Dealing w/ Our King's Silence
First, if we are seeking to please God, we will only do that which we know is pleasing to Him. We will examine what He does say, and base our practices on what is revealed by our Shepherd. Jesus gives us a great example of this in John 5. In verse 19 He says, “Truly, truly, I say to you, the Son can do nothing of Himself, unless it is something He sees the Father doing; for whatever the Father does, these things the Son also does in like manner.” He says in verse 30, “I can do nothing on My own initiative. As I hear, I judge; and My judgment is just, because I do not seek My own will, but the will of Him who sent Me.” Is this not the kind of attitude we need to have if we want to please God? We should only want to do what we know is pleasing to Him; what we know will bring Him glory. The reason why we shouldn’t want to act on silence is because it is acting in an area of the unknown when it comes to God’s will. If we don’t know if it is pleasing to God, we should not want to do it as His people!
We need to remember: The ONLY way we can know for certain that something is pleasing or displeasing to our King is if He reveals it to us through His Apostles and Prophets in the New Testament.
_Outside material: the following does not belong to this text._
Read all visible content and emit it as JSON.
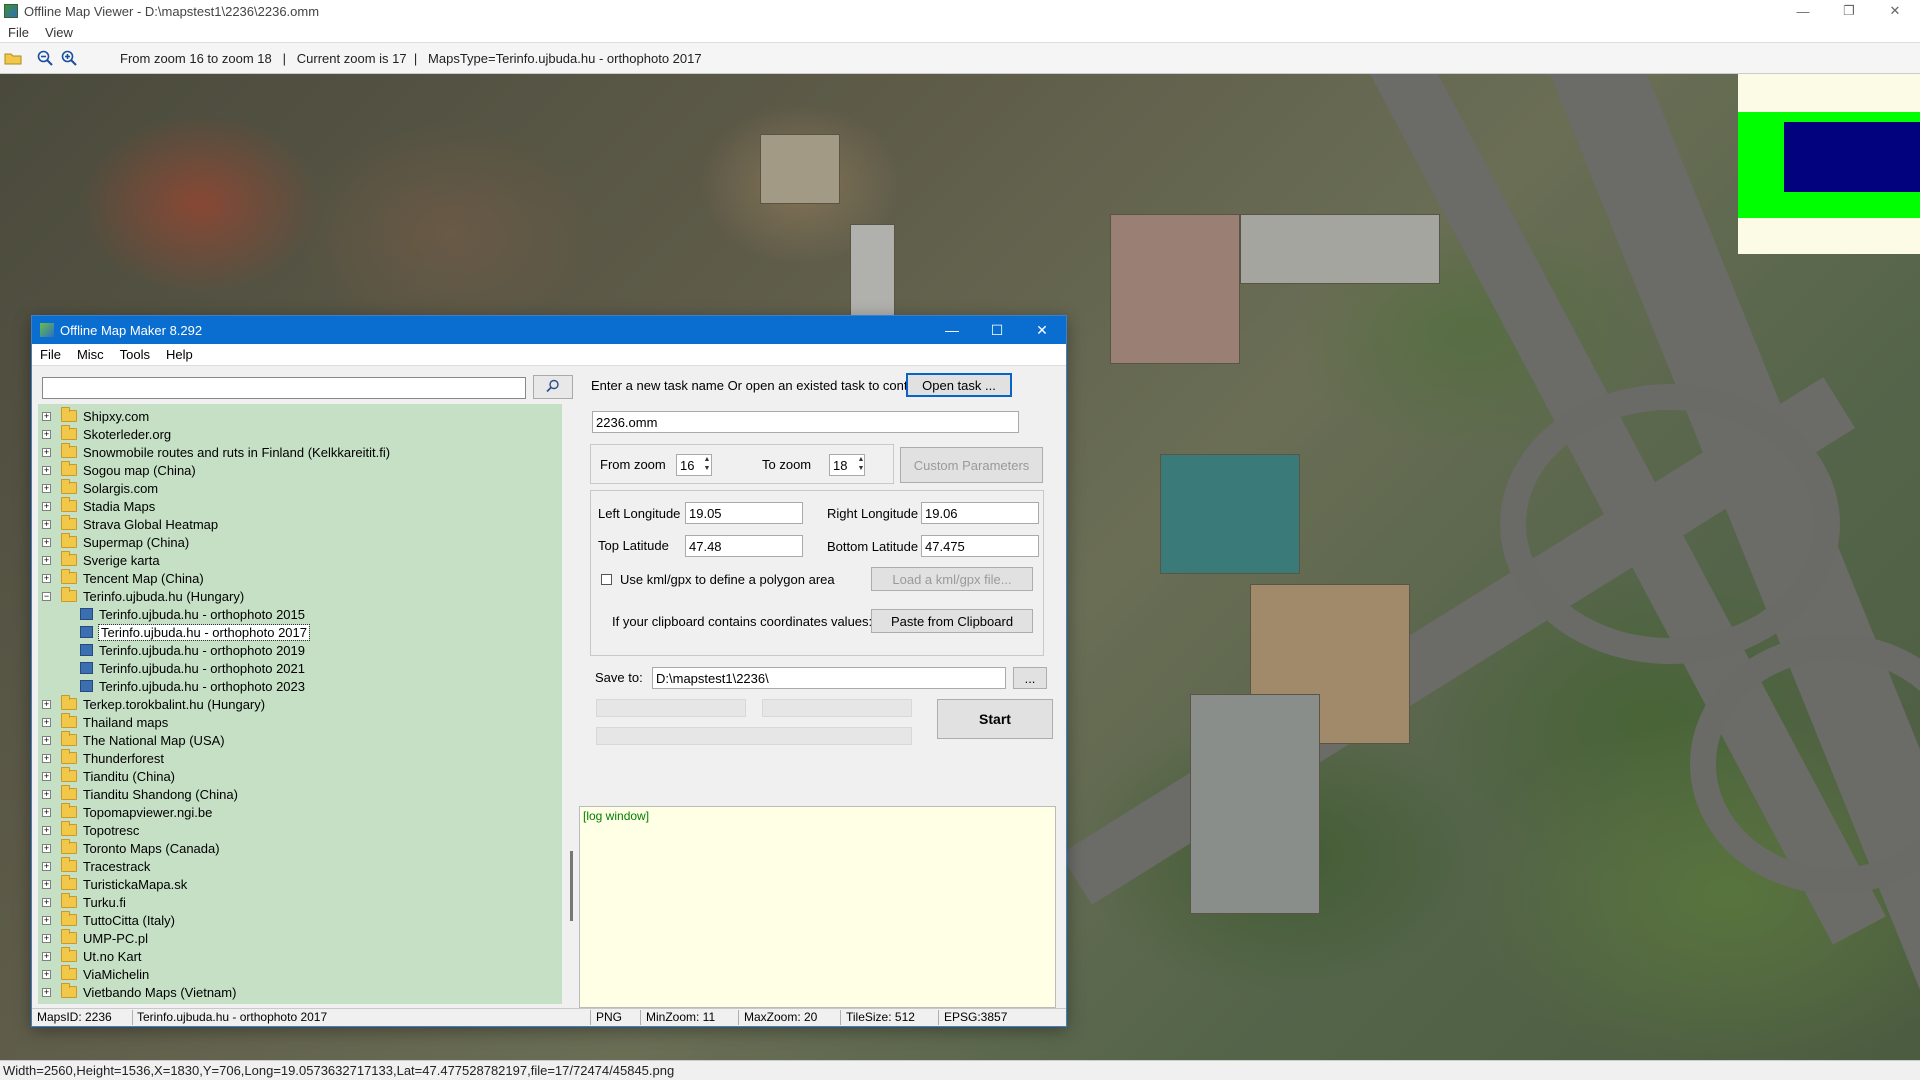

When God is truly 100% silent on a matter, we (as those who desire to please Him) need to show some caution in saying that God condemns or approves of something. It is dangerous to be presumptuous either way when God does not reveal His mind on a matter. God is the only One who can properly commend and approve, and He is the only One who can properly condemn and disapprove. Silence should not be seen as a reason to condemn an action or commend an action. “We don’t know” at times is the best thing we could say. We should stick with the old saying that we "speak where the Bible speaks and are silent when the Bible is silent."
Second, God is not silent about as many things as we think He may be. Here are two reasons as to why this is the case:
- First, there may be some general principles or commands that apply to a subject not specifically mentioned in the New Testament. For instance, God also does not specifically mention dancing or condemn dancing in the New Testament, but He is not totally silent about it. He gives other commands in scripture that show that some kinds of dancing are displeasing to Him. In Galatians 5:19-21, in Paul's listing of the “works of the flesh,” he condemns what is variously translated “lewdness” or “lasciviousness” or “licentiousness.” These words carry the idea of “indecent bodily movements that can arouse indecent sexual desire.” That describes many kinds of dancing done today.
- Second, we also need to remember that not everything that is authorized must be specified. General authority is given often, which includes matters not specifically mentioned in scripture. For instance, we are commanded to go into all the world to preach the Gospel. The specifics of how to "go" are not given. This being the case, we have the freedom to choose any mode of transportation and to use the various forms of electronic communication that we have been blessed with to teach God's word.
I could say more points about how to deal with silence, but I will leave it at this. Hopefully these are at least some helpful things to think about when thinking about the “silence” of our King.